Iraq inquiry told of 'clear' threat from Saddam Hussein

The UK government "distanced itself" from talk of removing Saddam Hussein in early 2001 despite concerns about his threat, the Iraq inquiry has been told.

Sir Peter Ricketts, a top intelligence official at the time, said it was assumed it was not "our policy" despite growing talk in the US about the move.

On the first day of public hearings, four senior diplomats and advisers gave evidence on the war's origins.

The inquiry chairman has said he hopes to conclude his report in late 2010.

Relatives of some of the 179 UK service personnel killed in Iraq gathered outside the venue in central London where the hearings are being held, as did a number of anti-war protesters.
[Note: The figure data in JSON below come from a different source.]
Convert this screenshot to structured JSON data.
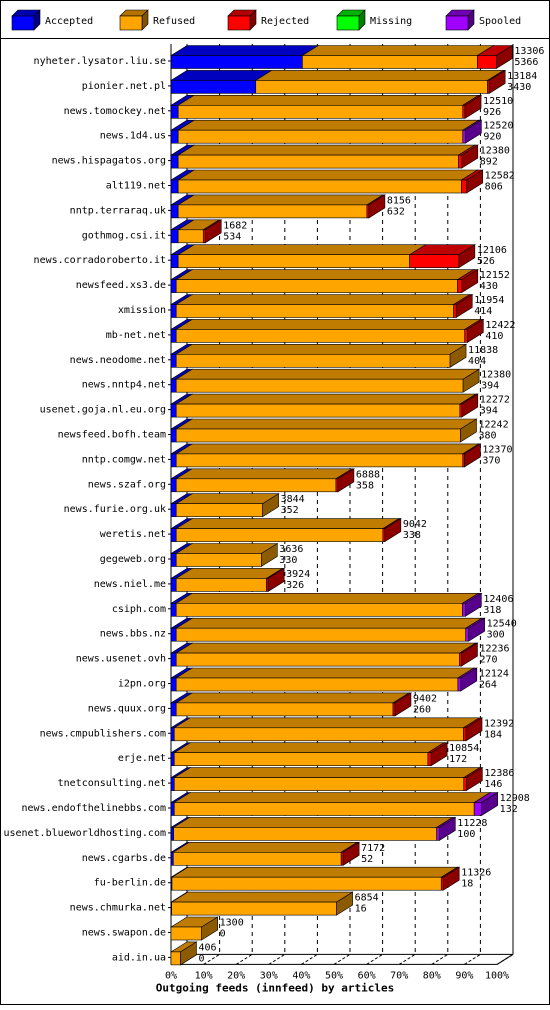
{
  "chart_data": {
    "type": "bar",
    "orientation": "horizontal",
    "stacked": true,
    "style": "3d",
    "legend": {
      "placement": "top",
      "entries": [
        {
          "name": "Accepted",
          "color": "#0000ff"
        },
        {
          "name": "Refused",
          "color": "#ffa500"
        },
        {
          "name": "Rejected",
          "color": "#ff0000"
        },
        {
          "name": "Missing",
          "color": "#00ff00"
        },
        {
          "name": "Spooled",
          "color": "#a000ff"
        }
      ]
    },
    "xlabel": "Outgoing feeds (innfeed) by articles",
    "ylabel": "",
    "x_unit": "percent of offered articles",
    "xlim": [
      0,
      100
    ],
    "x_ticks": [
      "0%",
      "10%",
      "20%",
      "30%",
      "40%",
      "50%",
      "60%",
      "70%",
      "80%",
      "90%",
      "100%"
    ],
    "grid": "vertical dashed",
    "categories": [
      "nyheter.lysator.liu.se",
      "pionier.net.pl",
      "news.tomockey.net",
      "news.1d4.us",
      "news.hispagatos.org",
      "alt119.net",
      "nntp.terraraq.uk",
      "gothmog.csi.it",
      "news.corradoroberto.it",
      "newsfeed.xs3.de",
      "xmission",
      "mb-net.net",
      "news.neodome.net",
      "news.nntp4.net",
      "usenet.goja.nl.eu.org",
      "newsfeed.bofh.team",
      "nntp.comgw.net",
      "news.szaf.org",
      "news.furie.org.uk",
      "weretis.net",
      "gegeweb.org",
      "news.niel.me",
      "csiph.com",
      "news.bbs.nz",
      "news.usenet.ovh",
      "i2pn.org",
      "news.quux.org",
      "news.cmpublishers.com",
      "erje.net",
      "tnetconsulting.net",
      "news.endofthelinebbs.com",
      "usenet.blueworldhosting.com",
      "news.cgarbs.de",
      "fu-berlin.de",
      "news.chmurka.net",
      "news.swapon.de",
      "aid.in.ua"
    ],
    "offered": [
      13306,
      13184,
      12510,
      12520,
      12380,
      12582,
      8156,
      1682,
      12106,
      12152,
      11954,
      12422,
      11838,
      12380,
      12272,
      12242,
      12370,
      6888,
      3844,
      9042,
      3636,
      3924,
      12406,
      12540,
      12236,
      12124,
      9402,
      12392,
      10854,
      12386,
      12908,
      11228,
      7172,
      11326,
      6854,
      1300,
      406
    ],
    "accepted": [
      5366,
      3430,
      926,
      920,
      892,
      806,
      632,
      534,
      526,
      430,
      414,
      410,
      404,
      394,
      394,
      380,
      370,
      358,
      352,
      338,
      330,
      326,
      318,
      300,
      270,
      264,
      260,
      184,
      172,
      146,
      132,
      100,
      52,
      18,
      16,
      0,
      0
    ],
    "series": [
      {
        "name": "Accepted",
        "values": [
          40.3,
          26.0,
          2.2,
          2.2,
          2.2,
          2.2,
          2.2,
          2.2,
          2.2,
          1.6,
          1.6,
          1.6,
          1.6,
          1.6,
          1.6,
          1.6,
          1.6,
          1.6,
          1.6,
          1.6,
          1.6,
          1.6,
          1.6,
          1.6,
          1.6,
          1.6,
          1.6,
          1.0,
          1.0,
          1.0,
          1.0,
          0.8,
          0.7,
          0.3,
          0.2,
          0.0,
          0.0
        ]
      },
      {
        "name": "Refused",
        "values": [
          53.7,
          71.1,
          87.3,
          87.3,
          86.0,
          86.9,
          57.9,
          7.7,
          71.0,
          86.3,
          85.1,
          88.5,
          84.0,
          88.0,
          87.0,
          87.2,
          87.9,
          49.0,
          26.5,
          63.4,
          26.1,
          27.7,
          87.8,
          88.8,
          86.9,
          86.4,
          66.5,
          88.7,
          77.8,
          88.8,
          92.0,
          80.7,
          51.5,
          82.6,
          50.6,
          9.4,
          2.9
        ]
      },
      {
        "name": "Rejected",
        "values": [
          5.8,
          0.5,
          0.7,
          0.0,
          1.0,
          1.6,
          0.6,
          0.6,
          15.1,
          1.3,
          0.8,
          0.8,
          0.0,
          0.0,
          0.6,
          0.0,
          0.5,
          0.6,
          0.0,
          0.6,
          0.0,
          0.5,
          0.0,
          0.0,
          0.6,
          0.0,
          0.6,
          0.8,
          1.0,
          0.8,
          0.0,
          0.0,
          0.6,
          0.6,
          0.0,
          0.0,
          0.0
        ]
      },
      {
        "name": "Missing",
        "values": [
          0,
          0,
          0,
          0,
          0,
          0,
          0,
          0,
          0,
          0,
          0,
          0,
          0,
          0,
          0,
          0,
          0,
          0,
          0,
          0,
          0,
          0,
          0,
          0,
          0,
          0,
          0,
          0,
          0,
          0,
          0,
          0,
          0,
          0,
          0,
          0,
          0
        ]
      },
      {
        "name": "Spooled",
        "values": [
          0,
          0,
          0,
          0.8,
          0,
          0,
          0,
          0,
          0,
          0,
          0,
          0,
          0,
          0,
          0,
          0,
          0,
          0,
          0,
          0,
          0,
          0,
          0.9,
          0.9,
          0,
          0.9,
          0,
          0,
          0,
          0,
          2.3,
          0.8,
          0,
          0,
          0,
          0,
          0
        ]
      }
    ]
  }
}
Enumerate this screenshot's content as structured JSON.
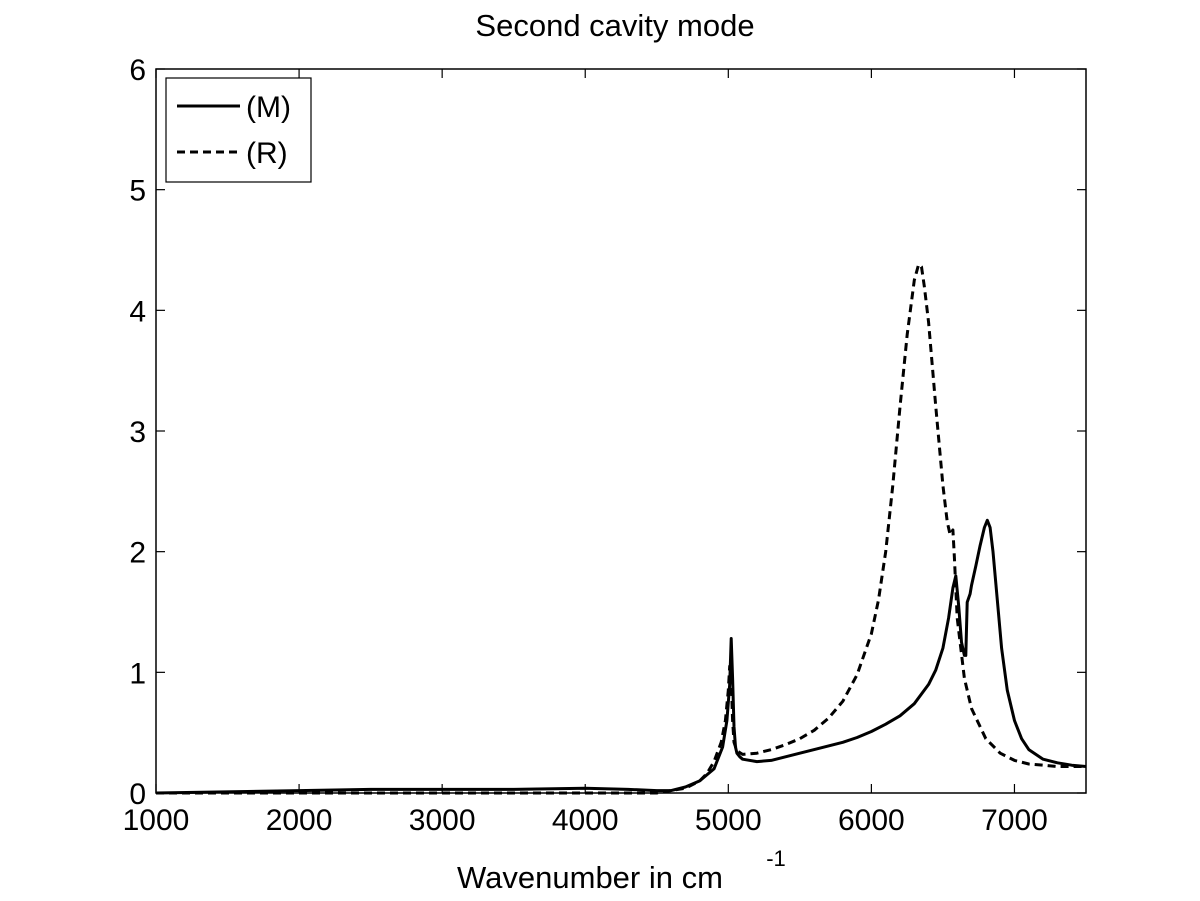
{
  "chart_data": {
    "type": "line",
    "title": "Second cavity mode",
    "xlabel": "Wavenumber in cm",
    "xlabel_superscript": "-1",
    "ylabel": "",
    "xlim": [
      1000,
      7500
    ],
    "ylim": [
      0,
      6
    ],
    "xticks": [
      1000,
      2000,
      3000,
      4000,
      5000,
      6000,
      7000
    ],
    "yticks": [
      0,
      1,
      2,
      3,
      4,
      5,
      6
    ],
    "grid": false,
    "legend_position": "top-left",
    "series": [
      {
        "name": "(M)",
        "style": "solid",
        "color": "#000000",
        "x": [
          1000,
          2000,
          2500,
          3000,
          3500,
          4000,
          4300,
          4500,
          4600,
          4700,
          4800,
          4900,
          4960,
          4990,
          5010,
          5020,
          5030,
          5040,
          5050,
          5060,
          5080,
          5100,
          5200,
          5300,
          5400,
          5500,
          5600,
          5700,
          5800,
          5900,
          6000,
          6100,
          6200,
          6300,
          6400,
          6450,
          6500,
          6540,
          6570,
          6590,
          6610,
          6630,
          6650,
          6660,
          6670,
          6690,
          6700,
          6730,
          6760,
          6790,
          6810,
          6830,
          6850,
          6880,
          6910,
          6950,
          7000,
          7050,
          7100,
          7200,
          7300,
          7400,
          7500
        ],
        "y": [
          0.0,
          0.02,
          0.03,
          0.03,
          0.03,
          0.04,
          0.03,
          0.02,
          0.02,
          0.05,
          0.1,
          0.2,
          0.38,
          0.6,
          0.9,
          1.28,
          0.95,
          0.55,
          0.38,
          0.33,
          0.3,
          0.28,
          0.26,
          0.27,
          0.3,
          0.33,
          0.36,
          0.39,
          0.42,
          0.46,
          0.51,
          0.57,
          0.64,
          0.74,
          0.9,
          1.02,
          1.2,
          1.45,
          1.7,
          1.8,
          1.55,
          1.25,
          1.14,
          1.14,
          1.58,
          1.65,
          1.72,
          1.88,
          2.05,
          2.2,
          2.26,
          2.2,
          2.0,
          1.6,
          1.2,
          0.85,
          0.6,
          0.45,
          0.36,
          0.28,
          0.25,
          0.23,
          0.22
        ]
      },
      {
        "name": "(R)",
        "style": "dashed",
        "color": "#000000",
        "x": [
          1000,
          3000,
          4500,
          4700,
          4800,
          4850,
          4900,
          4950,
          4980,
          5000,
          5010,
          5020,
          5030,
          5040,
          5060,
          5100,
          5200,
          5300,
          5400,
          5500,
          5600,
          5700,
          5800,
          5900,
          6000,
          6050,
          6100,
          6150,
          6200,
          6250,
          6300,
          6330,
          6350,
          6370,
          6400,
          6450,
          6500,
          6530,
          6550,
          6570,
          6580,
          6600,
          6650,
          6700,
          6800,
          6900,
          7000,
          7100,
          7200,
          7300,
          7400,
          7500
        ],
        "y": [
          0.0,
          0.0,
          0.0,
          0.04,
          0.1,
          0.16,
          0.26,
          0.42,
          0.6,
          0.85,
          1.05,
          0.95,
          0.6,
          0.42,
          0.35,
          0.32,
          0.33,
          0.36,
          0.4,
          0.45,
          0.52,
          0.62,
          0.76,
          0.98,
          1.32,
          1.6,
          2.0,
          2.55,
          3.2,
          3.8,
          4.25,
          4.38,
          4.36,
          4.2,
          3.9,
          3.2,
          2.55,
          2.25,
          2.14,
          2.18,
          1.95,
          1.45,
          0.95,
          0.7,
          0.45,
          0.33,
          0.27,
          0.24,
          0.23,
          0.22,
          0.22,
          0.22
        ]
      }
    ]
  }
}
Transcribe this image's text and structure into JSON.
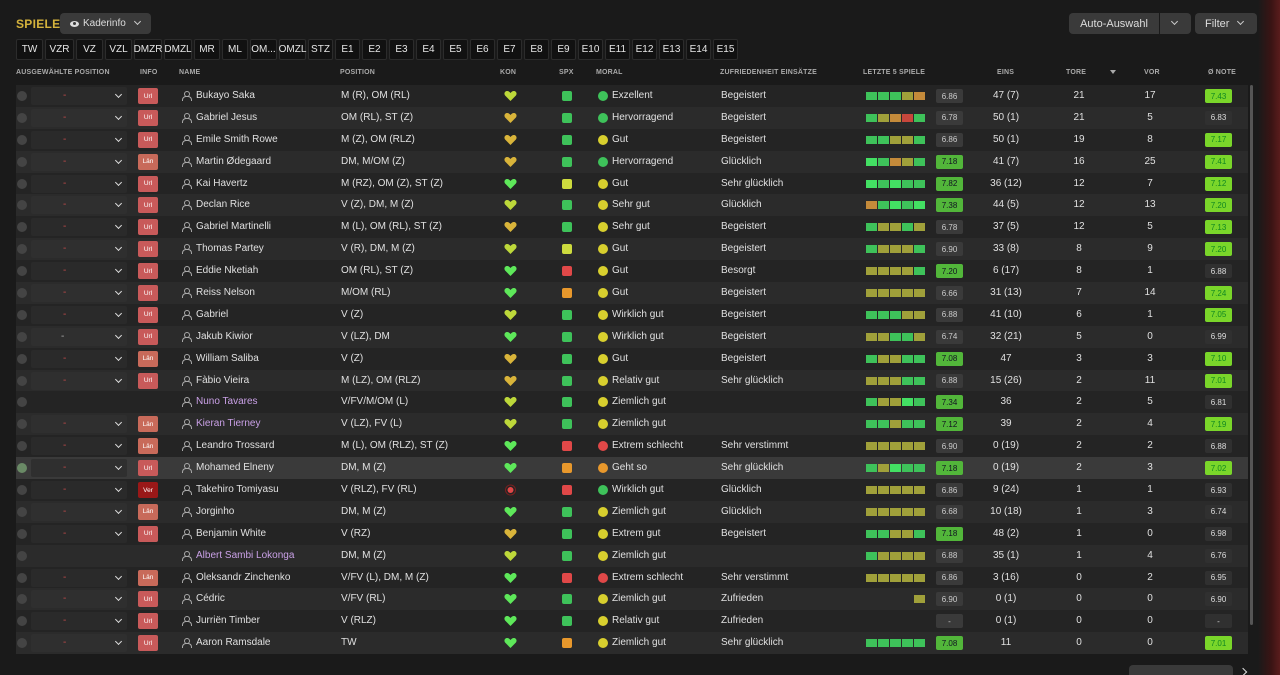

The long-awaited investigation into the UK's involvement in the run-up to the Iraq invasion, the war itself and its aftermath, is expected to last for more than a year.

Former Prime Minister Tony Blair will be among the future witnesses.

Tuesday's session looked at UK foreign policy towards Iraq in the lead-up to the war, which began in 2003.

Asked about the threat posed by Iraq in early 2001, Sir Peter Ricketts, who was the then chairman of the Joint Intelligence Committee - which oversees MI5, MI6 and GCHQ - said it was palpable.

Sir Peter, now Head of the Diplomatic Service, said there was a "clear impression" that Saddam had a "continuing intention" to acquire weapons of mass destruction, having used them in the past.

Impact of 9/11

However, Sir Peter said there was no-one in the UK government in 2001 "promoting or supporting" regime change, as it was assumed "it was not our policy that we were seeking the removal of Saddam Hussein".

While there were "voices" in Washington calling for Saddam to be removed even before the Bush administration came to power in early 2001, this did not result in a change to the longstanding policy of trying to contain Iraq through sanctions, he said.

Sir William Patey, then head of the Middle East Department at the Foreign Office, said the UK had been aware "of the drumbeats from Washington" when it came to regime change but wanted to "stay away from that end of the spectrum".

Sir William - now ambassador to Saudi Arabia - acknowledged that international support for the sanctions policy in place against Iraq since 1991 - which underpinned the policy of containment - was steadily breaking down at the time.

However, asked whether this policy - which critics said was ineffective and which was actually hurting the Iraqi people - could have "kept Saddam caged" indefinitely, he replied "possibly".